A própria startup resume a solução como um braço robótico que “sinaliza o que o professor diz” e “lê o que o aluno sinaliza”. Isso coloca a tecnologia em um ponto sensível da educação inclusiva: não apenas traduzir comunicação cotidiana, mas levar interpretação para conteúdos acadêmicos de maior complexidade.
A IUCN informou em 2025 que Norah Kimathi ajudou a desenvolver uma arquitetura híbrida 4G para 2G para permitir que os robôs funcionem mesmo em ambientes com conectividade limitada.
Plástico reciclado virou matéria-prima de uma tecnologia educacional inclusiva
O componente ambiental não é acessório no projeto. A World Summit Awards afirma que a Zerobionic foi desenhada para usar materiais reciclados e enfrentar, ao mesmo tempo, a poluição ambiental e a exclusão educacional, convertendo plástico descartado em estrutura para seus dispositivos robóticos.

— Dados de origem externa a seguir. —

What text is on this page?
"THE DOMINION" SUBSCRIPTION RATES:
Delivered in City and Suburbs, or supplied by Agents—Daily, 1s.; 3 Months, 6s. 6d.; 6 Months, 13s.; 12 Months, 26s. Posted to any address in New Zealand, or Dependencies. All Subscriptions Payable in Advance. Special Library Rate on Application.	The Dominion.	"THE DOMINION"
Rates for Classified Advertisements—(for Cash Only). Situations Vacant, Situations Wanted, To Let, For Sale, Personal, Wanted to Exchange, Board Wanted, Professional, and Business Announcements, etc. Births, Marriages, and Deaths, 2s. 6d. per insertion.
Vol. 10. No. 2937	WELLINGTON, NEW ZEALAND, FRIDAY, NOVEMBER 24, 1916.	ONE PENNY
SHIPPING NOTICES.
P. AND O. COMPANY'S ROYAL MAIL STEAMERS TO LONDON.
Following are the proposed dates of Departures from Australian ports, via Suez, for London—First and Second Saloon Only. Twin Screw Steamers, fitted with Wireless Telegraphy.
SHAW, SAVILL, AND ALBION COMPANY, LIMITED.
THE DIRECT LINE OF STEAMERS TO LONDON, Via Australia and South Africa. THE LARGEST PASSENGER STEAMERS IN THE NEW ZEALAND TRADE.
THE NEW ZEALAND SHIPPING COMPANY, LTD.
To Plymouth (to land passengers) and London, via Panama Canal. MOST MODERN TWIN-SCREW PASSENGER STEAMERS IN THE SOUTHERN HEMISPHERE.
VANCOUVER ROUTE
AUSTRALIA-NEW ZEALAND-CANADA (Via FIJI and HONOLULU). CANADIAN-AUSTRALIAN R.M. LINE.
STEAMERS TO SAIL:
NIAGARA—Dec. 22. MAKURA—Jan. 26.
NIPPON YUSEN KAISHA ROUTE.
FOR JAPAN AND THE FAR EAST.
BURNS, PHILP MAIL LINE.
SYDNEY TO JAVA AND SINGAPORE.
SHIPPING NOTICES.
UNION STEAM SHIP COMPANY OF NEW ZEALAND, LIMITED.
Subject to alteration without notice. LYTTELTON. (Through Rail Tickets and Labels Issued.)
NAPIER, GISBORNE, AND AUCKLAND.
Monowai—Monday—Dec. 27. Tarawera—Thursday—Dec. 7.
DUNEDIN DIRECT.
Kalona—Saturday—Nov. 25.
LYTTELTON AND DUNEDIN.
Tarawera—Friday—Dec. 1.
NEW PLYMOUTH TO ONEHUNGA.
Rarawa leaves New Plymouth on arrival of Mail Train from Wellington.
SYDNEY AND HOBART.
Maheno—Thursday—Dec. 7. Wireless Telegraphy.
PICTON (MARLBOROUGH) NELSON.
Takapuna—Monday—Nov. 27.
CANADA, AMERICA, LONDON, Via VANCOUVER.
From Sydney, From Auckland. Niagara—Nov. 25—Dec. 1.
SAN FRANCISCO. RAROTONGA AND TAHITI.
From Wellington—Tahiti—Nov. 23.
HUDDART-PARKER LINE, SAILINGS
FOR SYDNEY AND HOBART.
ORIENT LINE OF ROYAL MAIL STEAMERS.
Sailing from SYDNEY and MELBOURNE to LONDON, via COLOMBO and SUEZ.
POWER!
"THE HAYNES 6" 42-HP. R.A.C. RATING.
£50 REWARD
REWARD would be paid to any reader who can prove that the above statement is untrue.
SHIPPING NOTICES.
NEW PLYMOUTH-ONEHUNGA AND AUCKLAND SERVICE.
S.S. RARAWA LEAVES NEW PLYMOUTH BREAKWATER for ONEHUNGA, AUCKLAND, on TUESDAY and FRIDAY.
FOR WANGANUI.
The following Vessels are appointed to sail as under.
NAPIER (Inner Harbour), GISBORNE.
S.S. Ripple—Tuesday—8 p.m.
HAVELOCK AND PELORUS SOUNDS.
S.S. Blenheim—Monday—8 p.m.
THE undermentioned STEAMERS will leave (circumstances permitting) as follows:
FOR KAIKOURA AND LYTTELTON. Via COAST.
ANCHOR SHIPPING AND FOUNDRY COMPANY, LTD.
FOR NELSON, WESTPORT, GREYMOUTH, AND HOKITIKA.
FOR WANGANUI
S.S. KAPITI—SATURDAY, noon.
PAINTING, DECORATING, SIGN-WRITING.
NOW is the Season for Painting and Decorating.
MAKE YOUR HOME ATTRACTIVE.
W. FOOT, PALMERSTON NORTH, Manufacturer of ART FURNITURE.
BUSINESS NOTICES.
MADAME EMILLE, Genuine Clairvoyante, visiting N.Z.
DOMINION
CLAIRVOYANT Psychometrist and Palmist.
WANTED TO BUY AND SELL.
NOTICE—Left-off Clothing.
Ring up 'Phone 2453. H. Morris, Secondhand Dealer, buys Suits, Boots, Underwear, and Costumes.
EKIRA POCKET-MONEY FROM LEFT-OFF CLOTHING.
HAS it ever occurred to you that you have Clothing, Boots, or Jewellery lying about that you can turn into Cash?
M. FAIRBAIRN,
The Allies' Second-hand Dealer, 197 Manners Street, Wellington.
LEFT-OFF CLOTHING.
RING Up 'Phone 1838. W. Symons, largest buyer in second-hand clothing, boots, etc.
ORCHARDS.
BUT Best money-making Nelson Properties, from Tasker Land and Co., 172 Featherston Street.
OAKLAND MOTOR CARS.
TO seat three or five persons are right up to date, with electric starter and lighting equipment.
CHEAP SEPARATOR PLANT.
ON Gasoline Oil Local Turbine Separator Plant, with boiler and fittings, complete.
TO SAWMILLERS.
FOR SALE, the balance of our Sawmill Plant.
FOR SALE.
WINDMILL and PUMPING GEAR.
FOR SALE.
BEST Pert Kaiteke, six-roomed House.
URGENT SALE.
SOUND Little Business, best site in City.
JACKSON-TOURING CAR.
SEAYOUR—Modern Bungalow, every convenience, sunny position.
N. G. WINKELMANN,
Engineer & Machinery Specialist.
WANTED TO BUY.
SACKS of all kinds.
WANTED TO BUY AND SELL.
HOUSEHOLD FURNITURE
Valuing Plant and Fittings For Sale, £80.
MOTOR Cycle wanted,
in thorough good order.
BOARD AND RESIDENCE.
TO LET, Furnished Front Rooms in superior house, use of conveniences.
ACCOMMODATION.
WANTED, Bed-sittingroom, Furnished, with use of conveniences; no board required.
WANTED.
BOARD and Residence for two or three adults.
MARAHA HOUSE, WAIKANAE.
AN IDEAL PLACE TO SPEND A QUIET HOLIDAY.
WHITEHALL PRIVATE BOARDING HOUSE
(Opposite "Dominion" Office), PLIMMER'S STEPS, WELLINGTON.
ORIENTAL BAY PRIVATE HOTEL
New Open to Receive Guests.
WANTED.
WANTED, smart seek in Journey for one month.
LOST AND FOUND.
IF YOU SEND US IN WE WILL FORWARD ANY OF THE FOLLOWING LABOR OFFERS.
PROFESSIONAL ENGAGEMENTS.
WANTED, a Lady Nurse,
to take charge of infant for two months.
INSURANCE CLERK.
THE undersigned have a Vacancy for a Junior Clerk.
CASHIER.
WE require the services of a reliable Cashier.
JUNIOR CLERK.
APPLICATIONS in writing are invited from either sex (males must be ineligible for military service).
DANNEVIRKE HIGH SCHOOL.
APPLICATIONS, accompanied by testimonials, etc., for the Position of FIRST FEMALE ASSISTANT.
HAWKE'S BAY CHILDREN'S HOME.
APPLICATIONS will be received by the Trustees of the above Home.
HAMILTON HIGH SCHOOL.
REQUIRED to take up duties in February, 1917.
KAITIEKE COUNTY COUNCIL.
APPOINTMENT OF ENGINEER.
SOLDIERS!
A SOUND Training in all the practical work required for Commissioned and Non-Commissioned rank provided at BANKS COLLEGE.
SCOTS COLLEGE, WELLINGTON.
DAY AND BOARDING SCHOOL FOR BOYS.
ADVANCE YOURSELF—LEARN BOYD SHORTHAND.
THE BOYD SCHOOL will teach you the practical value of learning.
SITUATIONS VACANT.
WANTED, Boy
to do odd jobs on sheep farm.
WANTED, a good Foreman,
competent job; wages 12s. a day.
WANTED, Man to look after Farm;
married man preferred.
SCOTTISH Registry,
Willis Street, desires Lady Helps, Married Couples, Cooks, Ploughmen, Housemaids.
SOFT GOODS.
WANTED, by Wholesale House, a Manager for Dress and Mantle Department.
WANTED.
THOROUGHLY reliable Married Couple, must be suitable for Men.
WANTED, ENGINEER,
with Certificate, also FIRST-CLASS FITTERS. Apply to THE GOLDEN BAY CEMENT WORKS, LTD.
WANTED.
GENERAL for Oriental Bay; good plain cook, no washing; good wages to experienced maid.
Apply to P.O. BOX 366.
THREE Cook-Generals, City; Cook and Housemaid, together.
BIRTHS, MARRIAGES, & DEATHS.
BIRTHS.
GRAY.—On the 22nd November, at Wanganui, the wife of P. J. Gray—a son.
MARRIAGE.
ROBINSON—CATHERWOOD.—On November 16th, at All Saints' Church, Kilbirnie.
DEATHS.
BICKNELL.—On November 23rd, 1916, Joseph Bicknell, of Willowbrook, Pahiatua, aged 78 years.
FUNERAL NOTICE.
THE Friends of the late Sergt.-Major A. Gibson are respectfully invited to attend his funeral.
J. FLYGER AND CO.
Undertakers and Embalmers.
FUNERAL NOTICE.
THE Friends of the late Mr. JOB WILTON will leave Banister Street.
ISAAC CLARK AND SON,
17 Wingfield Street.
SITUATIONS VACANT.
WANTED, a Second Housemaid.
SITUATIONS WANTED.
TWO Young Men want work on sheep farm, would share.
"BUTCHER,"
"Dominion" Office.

A IUCN acrescenta que o trabalho de Norah Kimathi está enraizado em práticas de economia circular e que mais de 5 mil quilos de plástico já foram reciclados e reaproveitados em soluções de impacto.
Em vez de separar sustentabilidade e acessibilidade em frentes distintas, a startup tenta unir as duas agendas em um mesmo produto.
Segundo a descrição oficial da Zerobionic, esse modelo também busca tornar a tecnologia mais acessível financeiramente ao produzir localmente parte da estrutura robótica com material reaproveitado.
A lógica é simples: reduzir dependência de insumos caros e transformar resíduo em ferramenta de inclusão educacional.
Reconhecimento internacional ampliou a visibilidade da Zerobionic
O avanço da startup começou a ganhar mais peso fora do Quênia em 2025, quando a World Summit Awards concedeu à Zerobionic o Young Innovators Award.
Na página oficial da premiação, o projeto aparece como uma solução que une educação de qualidade, redução de desigualdades, inovação e consumo responsável.
No mesmo ano, a IUCN destacou Norah Kimathi entre os exemplos de empreendedorismo jovem voltado à conservação e à inclusão. O perfil publicado pela entidade descreve a cofundadora como uma inovadora que aplica engenharia a desafios de sustentabilidade e educação acessível, usando robôs de língua de sinais feitos com plástico reciclado.
Esses reconhecimentos ajudaram a consolidar a Zerobionic como uma iniciativa de impacto social e ambiental que vai além do discurso de startup. O projeto passou a circular em ambientes internacionais ligados a inovação, juventude, sustentabilidade e acessibilidade, ampliando sua legitimidade institucional.
Tecnologia queniana expõe um problema estrutural da educação para alunos surdos
A força da Zerobionic está no problema que ela tenta resolver. Em muitas salas de aula, estudantes surdos seguem afastados de conteúdos de matemática, física, computação e outras áreas técnicas porque a mediação em língua de sinais não acompanha a complexidade do currículo. A startup foi criada justamente para reduzir essa lacuna com uma solução construída localmente.
Ao transformar plástico reciclado em robótica assistiva, a empresa também reposiciona o debate sobre inovação africana.
Em vez de depender apenas de tecnologias importadas, a proposta mostra uma tentativa de desenvolver ferramentas educacionais dentro do próprio contexto regional, com foco em acessibilidade, custo e operação em ambientes reais.
Se conseguir ampliar seus pilotos e manter o desempenho reportado pela própria empresa, a Zerobionic poderá se firmar como um dos exemplos mais originais da nova geração de tecnologia educacional africana: uma solução que usa IA, robótica e reciclagem para abrir as portas da ciência a quem historicamente ficou fora dela.